The vetting scheme was initially designed to protect children against abuse. More than 11 million people are expected to be vetted by 2015. Checks cost £64 but are free to volunteers.
The scheme is only supposed to apply to those who work with children or vulnerable adults on a frequent or intensive basis but many organisations take a “better safe then sorry approach”.
Critics have condemned the application of vetting to an ever-growing number of law-abiding helpers.
Parents who ferry children to football matches, adults who sit in with their youngsters at Sunday school and parents who occasionally help out at Scouts have all fallen victim to the zealous imposition of the checks.
Mounting opposition has led Ed Balls, the Children’s Secretary, to announce a review of the rules. Sir Roger Singleton, the chair of the ISA, will attempt to clarify who will be covered by the scheme. He will report next month.
A spokesman for the Department for Children, Schools and Families, said: “We have asked Sir Roger to advise on this issue as part of his check on who should have to register with the vetting and barring scheme.”
But why on earth wasn’t it made clear already? Critics of the scheme since its inception, even if they broadly supported it in principle, predicted there would be such consequences. I wrote over a year ago that,
Parents are not being allowed into Christmas discos. A large proportion of adults are being put off volunteer work – with consequences for children (e.g. 50,000 girls excluded from joining Girl Guides because of a shortage of adult leaders). Adults are put off from reassuring children.
It’s harming civil society. Did our beloved leaders include these consequences in their cost-benefit analysis of the scheme?
Oh, now I read that (hat-tip Andrew Watson),
Parents who want to accompany their children to Christmas carol services and other festive activities are being officially vetted for criminal records in case they are paedophiles. …
Among those affected are parents at a village primary school who have been told they must be vetted before they can accompany pupils on a 10-minute walk to a morning carol service at the local church.
Other primaries have instituted vetting for parents attending Christmas discos on school premises. Some schools require checks on parents who volunteer to walk with children from the school to post letters to Father Christmas.
Frank Furedi, professor of sociology at Kent University and the author of a report on paranoia over child protection, said: “Once you institutionalise mistrust, you incite people to take these things further and further, finding new areas to implement criminal record checks.

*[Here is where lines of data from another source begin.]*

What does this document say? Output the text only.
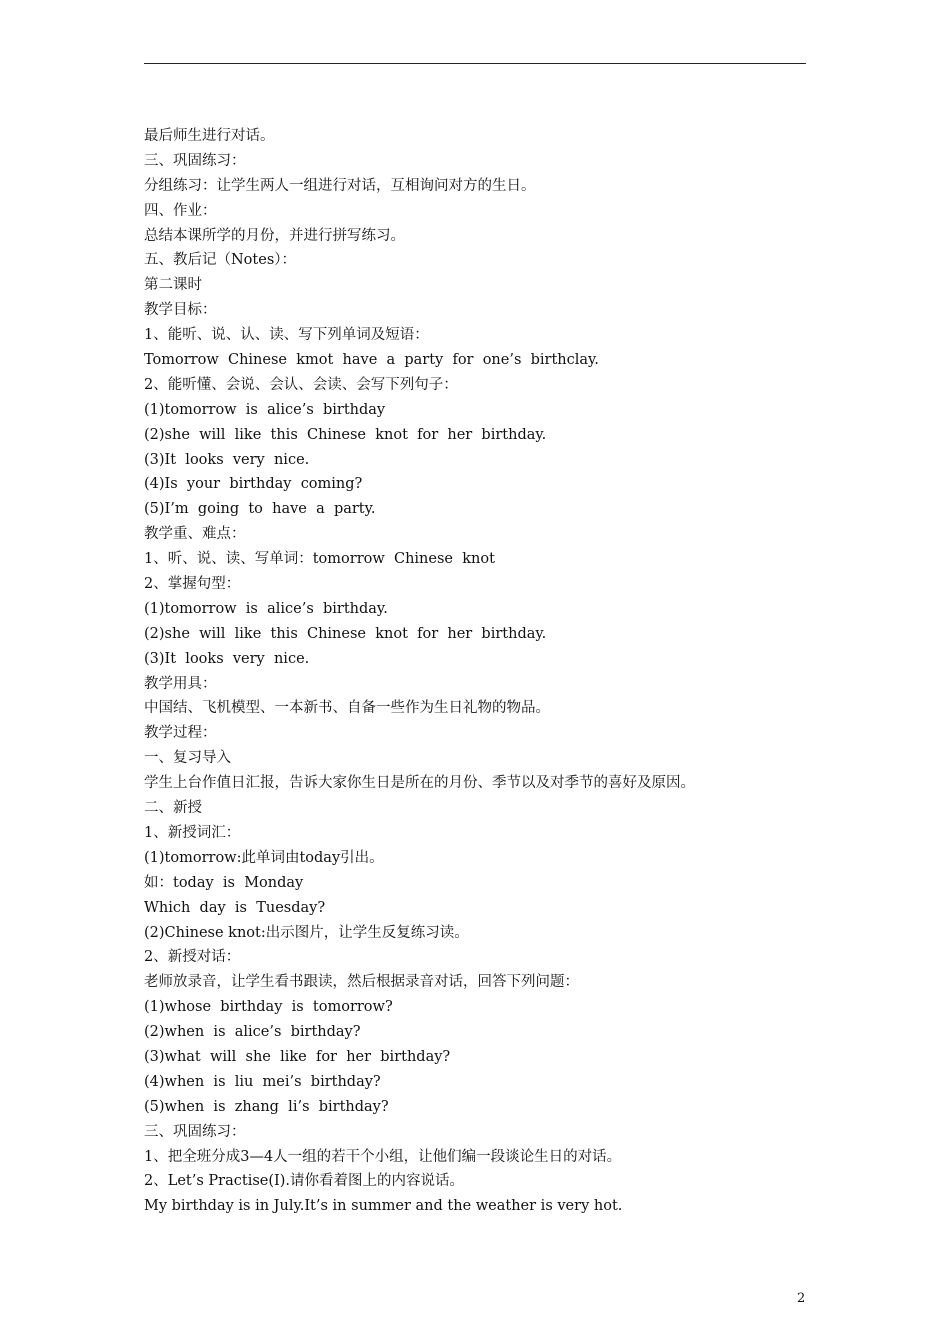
最后师生进行对话。
三、巩固练习：
分组练习：让学生两人一组进行对话，互相询问对方的生日。
四、作业：
总结本课所学的月份，并进行拼写练习。
五、教后记（Notes）：
第二课时
教学目标：
1、能听、说、认、读、写下列单词及短语：
Tomorrow  Chinese  kmot  have  a  party  for  one’s  birthclay.
2、能听懂、会说、会认、会读、会写下列句子：
(1)tomorrow  is  alice’s  birthday
(2)she  will  like  this  Chinese  knot  for  her  birthday.
(3)It  looks  very  nice.
(4)Is  your  birthday  coming?
(5)I’m  going  to  have  a  party.
教学重、难点：
1、听、说、读、写单词：tomorrow  Chinese  knot
2、掌握句型：
(1)tomorrow  is  alice’s  birthday.
(2)she  will  like  this  Chinese  knot  for  her  birthday.
(3)It  looks  very  nice.
教学用具：
中国结、飞机模型、一本新书、自备一些作为生日礼物的物品。
教学过程：
一、复习导入
学生上台作值日汇报，告诉大家你生日是所在的月份、季节以及对季节的喜好及原因。
二、新授
1、新授词汇：
(1)tomorrow:此单词由today引出。
如：today  is  Monday
Which  day  is  Tuesday?
(2)Chinese knot:出示图片，让学生反复练习读。
2、新授对话：
老师放录音，让学生看书跟读，然后根据录音对话，回答下列问题：
(1)whose  birthday  is  tomorrow?
(2)when  is  alice’s  birthday?
(3)what  will  she  like  for  her  birthday?
(4)when  is  liu  mei’s  birthday?
(5)when  is  zhang  li’s  birthday?
三、巩固练习：
1、把全班分成3—4人一组的若干个小组，让他们编一段谈论生日的对话。
2、Let’s Practise(I).请你看着图上的内容说话。
My birthday is in July.It’s in summer and the weather is very hot.
2
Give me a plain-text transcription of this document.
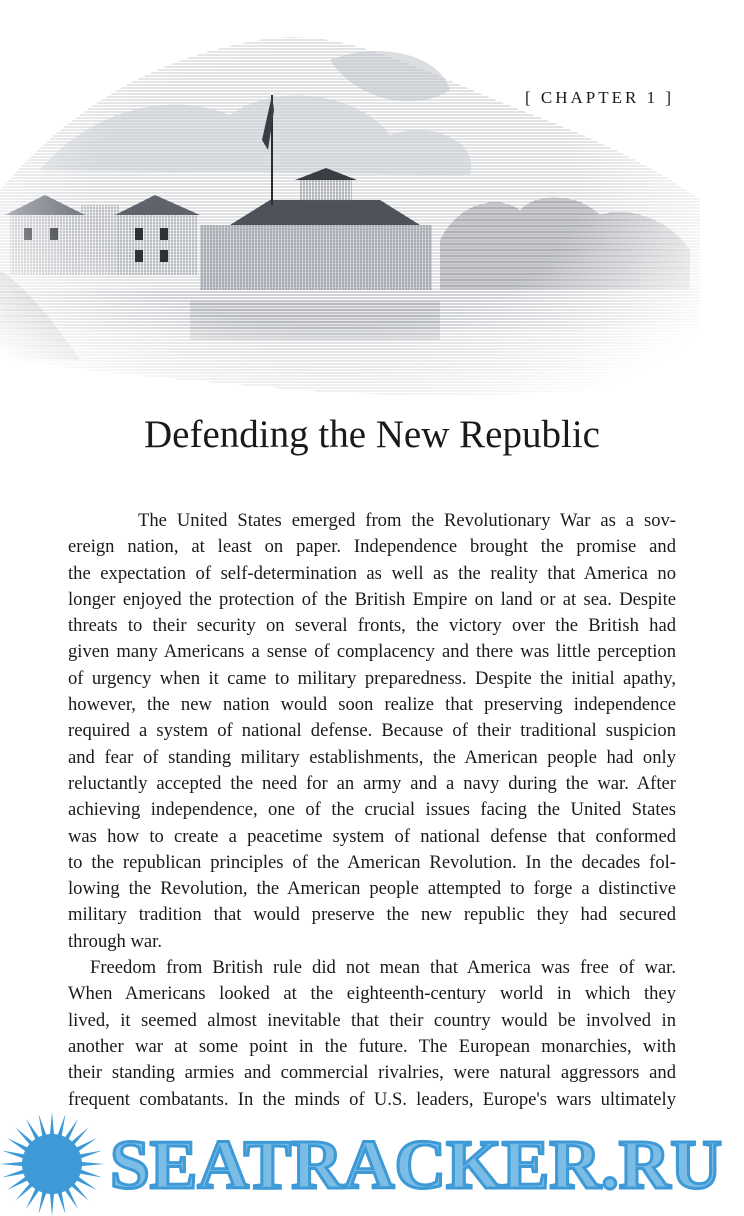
[ CHAPTER 1 ]
Defending the New Republic
The United States emerged from the Revolutionary War as a sov-
ereign nation, at least on paper. Independence brought the promise and
the expectation of self-determination as well as the reality that America no
longer enjoyed the protection of the British Empire on land or at sea. Despite
threats to their security on several fronts, the victory over the British had
given many Americans a sense of complacency and there was little perception
of urgency when it came to military preparedness. Despite the initial apathy,
however, the new nation would soon realize that preserving independence
required a system of national defense. Because of their traditional suspicion
and fear of standing military establishments, the American people had only
reluctantly accepted the need for an army and a navy during the war. After
achieving independence, one of the crucial issues facing the United States
was how to create a peacetime system of national defense that conformed
to the republican principles of the American Revolution. In the decades fol-
lowing the Revolution, the American people attempted to forge a distinctive
military tradition that would preserve the new republic they had secured
through war.
Freedom from British rule did not mean that America was free of war.
When Americans looked at the eighteenth-century world in which they
lived, it seemed almost inevitable that their country would be involved in
another war at some point in the future. The European monarchies, with
their standing armies and commercial rivalries, were natural aggressors and
frequent combatants. In the minds of U.S. leaders, Europe's wars ultimately
SEATRACKER.RU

“It becomes a badge of responsibility and a symbolic ritual. It doesn’t matter if it doesn’t make sense.”
Incidentally, from the first article I linked to above,
Some charities have criticised the plan and have said that its mandatory nature goes against the spirit of volunteering.
Er yes, because volunteering for something means you freely choose to do it. By definition, you can’t be compelled to volunteer. Jebus, it’s like ‘presumed consent’ for organ donation.